Zu keinem Zeitpunkt ist Horst von einer negativen Sicht der Dinge ausgegangen. Er hat nie aufgegeben, war immer da, immer bereit zu helfen, hat in anderen Menschen immer deren Freundlichkeit gesucht und sie aufgrund seiner eigenen Freundlichkeit auch stets gefunden. Immer hat er daran geglaubt, dass es für die Welt, für die Menschheit positiv weitergehen wird. Wenn er schlimme Zeiten überstehen konnte, warum sollte es allen übrigen Menschen nicht gelingen? Wenn er im hohen Alter wertvolle Freundschaften schließen und mit anderen Menschen schöne Erfahrungen und schöne Gedanken teilen konnte, warum sollte es anderen Menschen nicht gelingen? Horst hat zum Leben anderer Menschen beigetragen, durch die Musik, indem er seine handwerkliche Hilfe angeboten hat, indem er gekocht hat, indem er ein guter Freund und Gefährte war – in seiner thüringischen Heimat, bei uns in Westdeutschland oder in der Türkei, wo bald eine ganze Gemeinde seine Freundlichkeit und Offenheit schätzen gelernt hat. Schließlich hat er uns durch seinen Optimismus bereitwillig bereichert. Und dieser Teil von ihm hilft uns heute, erst Abschied zu nehmen und dann nach vorne zu schauen, aufzunehmen, was er uns hinterlassen hat, an schönen Gedanken und wunderbaren gemeinsamen Erfahrungen.

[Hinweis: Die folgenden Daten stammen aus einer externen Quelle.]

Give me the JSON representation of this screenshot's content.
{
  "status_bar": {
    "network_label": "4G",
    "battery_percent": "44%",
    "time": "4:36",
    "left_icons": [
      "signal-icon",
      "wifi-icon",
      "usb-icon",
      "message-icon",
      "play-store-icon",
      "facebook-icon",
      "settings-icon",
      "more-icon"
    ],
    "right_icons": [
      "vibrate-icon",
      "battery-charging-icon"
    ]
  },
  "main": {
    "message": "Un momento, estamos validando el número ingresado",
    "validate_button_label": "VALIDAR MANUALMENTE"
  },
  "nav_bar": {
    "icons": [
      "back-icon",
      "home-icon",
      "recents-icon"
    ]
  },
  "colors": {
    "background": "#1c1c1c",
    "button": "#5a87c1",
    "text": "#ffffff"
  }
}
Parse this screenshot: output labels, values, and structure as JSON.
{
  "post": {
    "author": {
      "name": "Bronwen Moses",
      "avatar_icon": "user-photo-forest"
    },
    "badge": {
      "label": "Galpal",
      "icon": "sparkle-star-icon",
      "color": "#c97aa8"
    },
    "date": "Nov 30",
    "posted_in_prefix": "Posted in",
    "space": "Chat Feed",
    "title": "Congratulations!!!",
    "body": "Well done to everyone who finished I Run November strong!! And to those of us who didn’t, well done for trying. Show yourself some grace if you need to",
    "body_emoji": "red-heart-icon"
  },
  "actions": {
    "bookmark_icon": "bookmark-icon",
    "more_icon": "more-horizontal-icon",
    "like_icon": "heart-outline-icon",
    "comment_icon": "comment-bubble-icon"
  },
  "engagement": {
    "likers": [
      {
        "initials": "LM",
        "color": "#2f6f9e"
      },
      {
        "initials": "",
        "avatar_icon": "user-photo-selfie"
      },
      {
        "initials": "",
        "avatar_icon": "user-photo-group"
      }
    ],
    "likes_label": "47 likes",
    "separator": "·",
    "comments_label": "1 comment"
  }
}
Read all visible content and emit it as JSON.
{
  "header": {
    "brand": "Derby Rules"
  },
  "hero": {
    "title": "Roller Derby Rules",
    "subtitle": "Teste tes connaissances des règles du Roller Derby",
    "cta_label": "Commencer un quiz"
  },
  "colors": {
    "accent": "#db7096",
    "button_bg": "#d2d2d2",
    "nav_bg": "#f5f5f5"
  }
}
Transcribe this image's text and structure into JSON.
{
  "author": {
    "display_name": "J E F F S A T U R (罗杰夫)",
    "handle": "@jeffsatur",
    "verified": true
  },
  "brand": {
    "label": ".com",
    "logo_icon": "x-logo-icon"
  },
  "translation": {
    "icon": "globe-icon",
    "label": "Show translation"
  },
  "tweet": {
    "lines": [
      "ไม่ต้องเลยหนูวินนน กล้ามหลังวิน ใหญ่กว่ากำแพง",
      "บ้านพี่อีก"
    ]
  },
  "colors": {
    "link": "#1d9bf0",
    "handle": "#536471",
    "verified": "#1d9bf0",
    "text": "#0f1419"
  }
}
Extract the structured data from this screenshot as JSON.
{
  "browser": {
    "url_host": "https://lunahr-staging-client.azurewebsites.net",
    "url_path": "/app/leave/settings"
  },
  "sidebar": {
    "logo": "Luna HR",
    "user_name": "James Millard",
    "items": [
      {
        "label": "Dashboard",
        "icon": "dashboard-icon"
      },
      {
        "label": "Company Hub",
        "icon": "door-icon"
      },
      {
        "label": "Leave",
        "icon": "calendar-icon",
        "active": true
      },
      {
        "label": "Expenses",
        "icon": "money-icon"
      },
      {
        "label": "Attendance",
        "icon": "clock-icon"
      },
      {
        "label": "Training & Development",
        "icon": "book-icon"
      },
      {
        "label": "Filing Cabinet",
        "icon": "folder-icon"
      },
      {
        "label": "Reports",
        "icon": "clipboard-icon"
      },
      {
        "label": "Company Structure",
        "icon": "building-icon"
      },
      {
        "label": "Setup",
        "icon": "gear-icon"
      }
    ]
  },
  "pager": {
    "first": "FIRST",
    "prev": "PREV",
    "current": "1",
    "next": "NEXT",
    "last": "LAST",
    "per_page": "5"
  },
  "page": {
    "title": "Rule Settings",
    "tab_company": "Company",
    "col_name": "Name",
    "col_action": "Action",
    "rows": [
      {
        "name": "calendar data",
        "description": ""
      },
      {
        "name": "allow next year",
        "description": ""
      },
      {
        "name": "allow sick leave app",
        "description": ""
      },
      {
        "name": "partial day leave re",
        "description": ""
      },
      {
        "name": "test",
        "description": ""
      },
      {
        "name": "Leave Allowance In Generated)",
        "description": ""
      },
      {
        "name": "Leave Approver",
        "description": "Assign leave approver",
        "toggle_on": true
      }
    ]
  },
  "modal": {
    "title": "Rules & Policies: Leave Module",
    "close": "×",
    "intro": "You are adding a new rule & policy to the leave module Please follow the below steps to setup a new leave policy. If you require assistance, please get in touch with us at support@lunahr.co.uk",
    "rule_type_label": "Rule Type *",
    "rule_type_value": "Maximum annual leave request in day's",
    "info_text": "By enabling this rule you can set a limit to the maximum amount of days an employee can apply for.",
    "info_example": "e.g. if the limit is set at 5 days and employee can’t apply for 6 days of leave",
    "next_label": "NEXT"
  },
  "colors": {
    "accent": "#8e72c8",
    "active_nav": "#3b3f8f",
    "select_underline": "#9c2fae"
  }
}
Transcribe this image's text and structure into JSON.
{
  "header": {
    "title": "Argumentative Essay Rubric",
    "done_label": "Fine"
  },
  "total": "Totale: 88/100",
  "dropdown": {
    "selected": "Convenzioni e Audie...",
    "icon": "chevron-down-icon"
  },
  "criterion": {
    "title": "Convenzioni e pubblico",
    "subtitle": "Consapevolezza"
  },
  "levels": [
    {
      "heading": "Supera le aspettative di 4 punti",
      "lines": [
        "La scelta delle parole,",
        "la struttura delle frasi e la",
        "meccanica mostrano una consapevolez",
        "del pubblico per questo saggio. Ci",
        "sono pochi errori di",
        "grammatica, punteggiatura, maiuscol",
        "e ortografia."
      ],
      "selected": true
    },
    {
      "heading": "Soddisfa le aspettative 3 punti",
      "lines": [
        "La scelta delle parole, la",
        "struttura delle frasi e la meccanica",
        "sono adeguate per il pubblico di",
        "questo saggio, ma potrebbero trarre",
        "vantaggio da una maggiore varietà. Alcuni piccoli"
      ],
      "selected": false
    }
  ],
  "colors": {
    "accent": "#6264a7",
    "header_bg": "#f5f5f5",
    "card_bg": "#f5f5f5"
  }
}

Wenn ich einmal alt bin, möchte ich sein wie Horst. Wenn ich einmal zweifle, möchte ich dem seinen Optimismus entgegensetzen. Und wenn ich ihn vermisse, werde ich mich im selben Augenblick darüber freuen, dass wir uns gekannt haben und Freunde waren.
Manche Menschen glauben, dass jene die von uns gegangen sind, uns noch eine Weile beobachten können. Horst wird sich freuen, wenn wir an ihn denken. Und er wird sich freuen, wenn wir dann wieder nach vorne schauen und unser Leben mit einer offenen, positiven und optimistischen Einstellung fortsetzen können.

Leitung und Programm

Arno Behrend, *1967

Chairman, Sponsoring, Textredakteur, Moderation
Arno BehrendArno Behrend
Der Preussensohn aus Düsseldorf verfügt inzwischen über die Erfahrung aus sechs Malen SF-Tage NRW und drei DORT.cons. Er war beim SF-Club NRW aktiv, beim SFCD und ist immer noch Film­rezensent bei Alien Contact Online. Auch von seinen mittlerweile 25 SF-Kurz­geschichten wird immer mehr Notiz genommen seitdem sie sie im NOVA-Magazin veröffentlicht werden. Seine Stories erhalten regelmäßig Nominierungen für den Kurd-Laßwitz-Preis. Für „Small Talk“ aus NOVA 1 gab es schließlich den Deutschen Science Fiction-Preis. Der hauptberufliche Vertriebsmitarbeiter schreibt die Texte für Website und Programmheft des DORT.con. Auf der Veranstaltung selbst wird er als Moderator, Interviewer und Leiter des Autorenworkshops in Erscheinung treten.

Gabriele Behrend, *1974

Programm-Chefin
Gabriele BehrendGabriele Behrend
Die sympathische Düsseldorferin ist seit 2004 im Team dabei und ein eindeutiger Gewinn! Gabi war zuvor mehrere Jahre lang als Fantasy-Rollenspielerin aktiv. Kontakt zu den DORT.con-Machern bekam sie durch das NOVA-Magazin, für das sie regelmäßig Illustrationen anfertigt. Die Bilder entstehen manchmal in den Pausen während ihrer Arbeit bei einem Sicherheitsdienst. Auch Kurzgeschichten verlassen dort in letzter Zeit ihre Feder. Ihr grafisches Talent prädestinierte sie zunächst dazu, unsere grafische Programmschiene vorzubereiten. Inzwischen kümmert sie sich um das gesamte Programm, das sie als Mischung aus literarischen, grafischen und musikalischen Elementen aufbauen will. Rekrutiert wurde Gabi übrigens von Arno Behrend noch vor ihrer Eheschließung im Dezember 2005.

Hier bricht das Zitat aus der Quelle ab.